Abdul Nacer Benbrika, better known as Abu Bakr, rose to infamy in August when he appeared in a television interview praising terror kingpin Osama bin Laden as a 'great man' and said that he did not recognise the laws of Australia, reported Sydney's Daily Telegraph.
That's when Australians began likening him to Abu Bakar Bashir, the leader of the Jemaah Islamiyah terror group.
Yesterday, the 45-year-old from Melbourne was charged with belonging to a terrorist organisation and directing its activities.
While he made clear his radical views during the Australian Broadcasting Corporation (ABC) interview, his extremist tendencies were kept well under wraps when he first arrived in Australia in 1989 as a refugee.
According to The Australian, the Algerian-born cleric told immigration authorities that he not only loved Australia, but also that he was scared to go back to the 'dangers' of his homeland.
His application to extend his stay in the country was also supported by moderate Islamic clerics, including the influential Imam of Melbourne's huge Preston mosque, Sheik Fehmi.
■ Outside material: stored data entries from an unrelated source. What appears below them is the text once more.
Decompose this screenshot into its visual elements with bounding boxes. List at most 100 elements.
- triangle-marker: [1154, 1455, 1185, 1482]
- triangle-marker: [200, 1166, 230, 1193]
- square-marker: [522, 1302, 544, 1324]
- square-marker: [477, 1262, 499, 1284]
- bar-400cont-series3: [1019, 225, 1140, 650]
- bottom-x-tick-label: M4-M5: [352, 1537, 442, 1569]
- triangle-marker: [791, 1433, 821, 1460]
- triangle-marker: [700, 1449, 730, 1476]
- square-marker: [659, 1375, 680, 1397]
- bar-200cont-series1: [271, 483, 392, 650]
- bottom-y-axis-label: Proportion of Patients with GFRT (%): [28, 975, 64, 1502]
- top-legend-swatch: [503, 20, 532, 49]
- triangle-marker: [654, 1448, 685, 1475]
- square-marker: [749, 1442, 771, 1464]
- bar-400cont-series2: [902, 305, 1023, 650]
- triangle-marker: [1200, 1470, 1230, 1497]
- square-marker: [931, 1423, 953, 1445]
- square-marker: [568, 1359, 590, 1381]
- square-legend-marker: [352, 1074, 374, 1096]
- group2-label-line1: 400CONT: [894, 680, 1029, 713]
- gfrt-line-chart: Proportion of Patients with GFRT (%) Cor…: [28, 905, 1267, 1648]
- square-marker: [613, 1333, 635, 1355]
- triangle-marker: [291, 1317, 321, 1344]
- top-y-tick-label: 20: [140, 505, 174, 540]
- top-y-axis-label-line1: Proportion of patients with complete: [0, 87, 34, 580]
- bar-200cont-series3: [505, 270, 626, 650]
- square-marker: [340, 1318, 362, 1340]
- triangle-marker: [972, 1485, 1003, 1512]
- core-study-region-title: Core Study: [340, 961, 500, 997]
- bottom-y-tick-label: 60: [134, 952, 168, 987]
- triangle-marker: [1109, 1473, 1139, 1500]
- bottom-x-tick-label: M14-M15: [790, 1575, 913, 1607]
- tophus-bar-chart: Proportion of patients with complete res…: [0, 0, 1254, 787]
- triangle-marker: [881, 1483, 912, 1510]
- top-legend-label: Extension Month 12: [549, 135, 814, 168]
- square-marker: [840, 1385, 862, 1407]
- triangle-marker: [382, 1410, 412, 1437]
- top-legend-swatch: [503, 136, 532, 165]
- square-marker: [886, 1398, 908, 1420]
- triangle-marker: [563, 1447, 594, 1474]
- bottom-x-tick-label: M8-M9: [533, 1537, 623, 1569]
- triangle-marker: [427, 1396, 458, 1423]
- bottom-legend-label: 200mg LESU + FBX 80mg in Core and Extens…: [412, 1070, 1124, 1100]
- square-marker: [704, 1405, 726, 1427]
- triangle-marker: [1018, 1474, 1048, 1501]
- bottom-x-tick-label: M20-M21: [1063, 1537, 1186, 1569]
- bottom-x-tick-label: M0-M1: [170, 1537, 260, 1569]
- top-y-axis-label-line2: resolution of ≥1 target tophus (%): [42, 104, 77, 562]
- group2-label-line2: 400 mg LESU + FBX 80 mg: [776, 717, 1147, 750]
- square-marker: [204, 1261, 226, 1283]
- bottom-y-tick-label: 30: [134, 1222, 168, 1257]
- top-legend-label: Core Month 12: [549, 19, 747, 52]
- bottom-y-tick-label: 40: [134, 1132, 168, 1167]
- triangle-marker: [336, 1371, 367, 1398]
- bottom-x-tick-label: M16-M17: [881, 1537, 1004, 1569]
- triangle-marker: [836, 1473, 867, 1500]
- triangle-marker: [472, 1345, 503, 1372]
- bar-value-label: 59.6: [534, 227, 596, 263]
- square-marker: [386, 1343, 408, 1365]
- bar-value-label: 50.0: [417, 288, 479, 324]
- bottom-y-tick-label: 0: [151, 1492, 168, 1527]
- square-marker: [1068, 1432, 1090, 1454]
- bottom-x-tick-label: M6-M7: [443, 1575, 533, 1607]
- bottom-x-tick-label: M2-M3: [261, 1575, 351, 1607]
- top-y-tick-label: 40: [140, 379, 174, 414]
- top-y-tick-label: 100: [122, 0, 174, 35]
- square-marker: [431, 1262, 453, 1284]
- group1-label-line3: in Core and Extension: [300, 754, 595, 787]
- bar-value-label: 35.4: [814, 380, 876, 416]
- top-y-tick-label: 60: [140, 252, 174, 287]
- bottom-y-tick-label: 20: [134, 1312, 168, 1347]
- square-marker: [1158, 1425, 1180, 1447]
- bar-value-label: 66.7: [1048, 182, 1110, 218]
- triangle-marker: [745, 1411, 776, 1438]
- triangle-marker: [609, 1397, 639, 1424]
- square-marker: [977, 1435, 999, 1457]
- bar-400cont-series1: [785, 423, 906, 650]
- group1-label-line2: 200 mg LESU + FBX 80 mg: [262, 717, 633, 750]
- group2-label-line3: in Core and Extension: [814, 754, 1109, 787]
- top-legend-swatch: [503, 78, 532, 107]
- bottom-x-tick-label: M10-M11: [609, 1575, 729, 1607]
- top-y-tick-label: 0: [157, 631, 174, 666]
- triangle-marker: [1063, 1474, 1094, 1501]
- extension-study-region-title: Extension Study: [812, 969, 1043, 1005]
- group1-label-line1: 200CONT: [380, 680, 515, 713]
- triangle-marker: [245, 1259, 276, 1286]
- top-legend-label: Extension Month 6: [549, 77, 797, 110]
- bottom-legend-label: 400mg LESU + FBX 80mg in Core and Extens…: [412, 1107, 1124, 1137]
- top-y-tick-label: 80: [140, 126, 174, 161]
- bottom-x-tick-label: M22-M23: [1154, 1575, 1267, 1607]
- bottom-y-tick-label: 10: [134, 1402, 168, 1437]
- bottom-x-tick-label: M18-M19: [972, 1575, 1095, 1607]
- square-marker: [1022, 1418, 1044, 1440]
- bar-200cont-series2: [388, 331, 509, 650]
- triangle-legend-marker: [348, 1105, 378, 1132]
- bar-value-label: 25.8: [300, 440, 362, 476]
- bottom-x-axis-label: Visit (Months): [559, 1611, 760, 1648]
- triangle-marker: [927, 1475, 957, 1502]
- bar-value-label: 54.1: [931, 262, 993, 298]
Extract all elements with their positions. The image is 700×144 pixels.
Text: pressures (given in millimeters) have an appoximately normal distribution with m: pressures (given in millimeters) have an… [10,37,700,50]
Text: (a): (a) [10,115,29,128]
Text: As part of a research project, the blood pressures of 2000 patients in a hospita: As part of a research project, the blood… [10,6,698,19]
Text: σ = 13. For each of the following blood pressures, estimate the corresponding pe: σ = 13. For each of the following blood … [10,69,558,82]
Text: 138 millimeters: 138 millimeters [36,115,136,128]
In 1992, he married a Lebanese-born Australian woman and obtained Australian citizenship in 1998.
The couple have six children, with a seventh on the way.
But as the years passed, Abu Bakr started airing more extremist views during prayer sessions at the Preston mosque.
After he was expelled from the mosque for his extreme views, he took his followers to another prayer hall, where he began schooling them on his radical interpretation of Islam.
Abu Bakr's activities eventually caught the attention of the Australian Security Intelligence Organisation (Asio).
In March this year, he had his passport confiscated by Asio and was placed under 24-hour surveillance because he was deemed as 'likely to engage in conduct that might prejudice the security of Australia or a foreign country' if he travelled overseas.
Asio also raided Abu Bakr's apartment twice in June after the authorities spotted groups of men filming Melbourne landmarks, including Flinders St station and the Stock Exchange.
Abu Bakr, whose followers have attended terrorist training camps in Central Asia, claimed that he was no threat to Australia's security, but added that he would be 'betraying his religion' if he stopped his students from training as terrorists.
Abu Bakr is scheduled to appear in court again on 31 Jan.
--------------------------------------------------------------------------------
Faces of anger outside Melbourne court
FIVE associates of terrorist suspects bashed a cameraman outside Melbourne Magistrates' Court yesterday.
Channel 7's Matt Rose, 31, was rained with punches, dragged by the hair and later had a chair smashed down on him.
Chairs were thrown at other cameramen and into traffic on a nearby street.
A scuffle broke out minutes before the lunchtime attack inside the court building, where bail was being applied for accused terrorists Hany Taha and Abdulla Merhi.
Hounded by the media, the men demanded that Mr Rose stop filming.
Ah, those cwazy wahhabis!

FIVE associates of terrorist suspects bashed a cameraman outside Melbourne Magistrates' Court yesterday.
Did it mention Wahhabism somwhere?
they all look guilty to me.
This must be a misunderstanding about a friendly, peace loving bunch of gentle men. I bet they've never beaten even one of their wives.
bttt
LOL!
There's not an 80 year old white woman in the bunch. Must be racial profiling.

Ahhh... the results of observant, patriotic citizens. MSM, are YOU listening???? < crickets>
Amish?
this simply can't be right..everyone in that sketch looks like a middle eastern muslim male..we all KNOW it's little old ladies in wheelchairs that present the true problem..profiling I tell ya, profiling..(sarc/off)
He looks sort of like a young Abe Lincoln.